In altre parole, lo sconto da restituire è pari alla differenza tra la cifra che l’operatore avrebbe ricavato facendo pagare all’utente il prezzo implicito e la cifra effettivamente riscossa con il prezzo scontato. In tal modo, l’Agcom ritiene di poter tutelare almeno parzialmente l’aspettativa di guadagno dell’operatore, senza però gravare l’utente di costi eccessivi. 

c) Per le spese della terza categoria (cioè il pagamento delle rate residue su servizi e prodotti offerti congiuntamente al servizio principale, come può essere per esempio uno smartphone in abbonamento o la configurazione della linea telefonica), l’Agcom esclude che, in caso di recesso anticipato, l’operatore possa addebitare in un’unica soluzione l’importo delle rate che l’utente deve ancora pagare. Infatti, il pagamento unico di un importo che l’utente si prefigurava pagabile a rate potrebbe comportare un costo troppo elevato, deteriorando così la sua libertà di recesso. Perciò, “gli operatori devono sempre concedere agli utenti che decidono di recedere anticipatamente dal contratto la facoltà di scegliere se continuare a pagare le rate residue ovvero pagarle in un’unica soluzione”.  

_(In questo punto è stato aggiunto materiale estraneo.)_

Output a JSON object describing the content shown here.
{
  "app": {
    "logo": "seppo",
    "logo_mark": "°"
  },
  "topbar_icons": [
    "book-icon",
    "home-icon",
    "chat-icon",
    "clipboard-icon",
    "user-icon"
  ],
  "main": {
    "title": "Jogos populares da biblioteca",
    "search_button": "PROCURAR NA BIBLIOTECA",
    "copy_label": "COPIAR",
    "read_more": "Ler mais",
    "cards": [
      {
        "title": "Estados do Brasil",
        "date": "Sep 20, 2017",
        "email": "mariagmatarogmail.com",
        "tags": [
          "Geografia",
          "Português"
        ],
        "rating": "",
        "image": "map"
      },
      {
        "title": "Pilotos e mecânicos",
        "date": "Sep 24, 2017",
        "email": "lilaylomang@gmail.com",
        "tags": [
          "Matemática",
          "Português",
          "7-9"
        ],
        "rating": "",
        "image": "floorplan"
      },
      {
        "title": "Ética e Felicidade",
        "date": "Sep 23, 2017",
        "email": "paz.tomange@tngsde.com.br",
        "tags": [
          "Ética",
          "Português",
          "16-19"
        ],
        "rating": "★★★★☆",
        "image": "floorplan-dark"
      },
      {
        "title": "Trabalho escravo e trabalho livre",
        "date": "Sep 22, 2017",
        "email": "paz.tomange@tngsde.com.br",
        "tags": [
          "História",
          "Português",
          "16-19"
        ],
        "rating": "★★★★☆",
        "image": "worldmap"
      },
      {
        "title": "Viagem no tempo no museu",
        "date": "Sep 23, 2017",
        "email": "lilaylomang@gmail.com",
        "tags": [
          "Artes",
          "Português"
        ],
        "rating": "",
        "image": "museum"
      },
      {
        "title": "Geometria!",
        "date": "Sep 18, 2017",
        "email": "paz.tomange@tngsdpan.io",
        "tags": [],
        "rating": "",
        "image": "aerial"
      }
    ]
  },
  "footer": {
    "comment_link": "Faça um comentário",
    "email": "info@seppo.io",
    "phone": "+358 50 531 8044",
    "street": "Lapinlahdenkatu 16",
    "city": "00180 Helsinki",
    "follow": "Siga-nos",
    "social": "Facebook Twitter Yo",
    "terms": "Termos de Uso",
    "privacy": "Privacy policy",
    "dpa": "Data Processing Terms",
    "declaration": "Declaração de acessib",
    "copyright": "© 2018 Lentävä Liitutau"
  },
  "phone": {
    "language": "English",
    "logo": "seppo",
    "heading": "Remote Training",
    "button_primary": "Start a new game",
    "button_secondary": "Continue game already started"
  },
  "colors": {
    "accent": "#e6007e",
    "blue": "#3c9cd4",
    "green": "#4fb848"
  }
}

4) Gli obblighi informativi e di comunicazione: l’Agcom prevede, infine, che tutte le categorie di spese relative al recesso o al trasferimento dell’utenza debbano essere rese note dall’operatore all’utente sia nel momento della pubblicizzazione dell’offerta sia nella fase della sottoscrizione del contratto.    
Inoltre, le Linee guida rivestono di una particolare importanza il dialogo tra gli operatori e l’Agcom, prevedendo che i primi comunichino annualmente alla seconda i costi sostenuti “per le attività di dismissione e trasferimento della linea” e che l’Autorità confronti le voci di spesa e suggerisca i correttivi da apportare.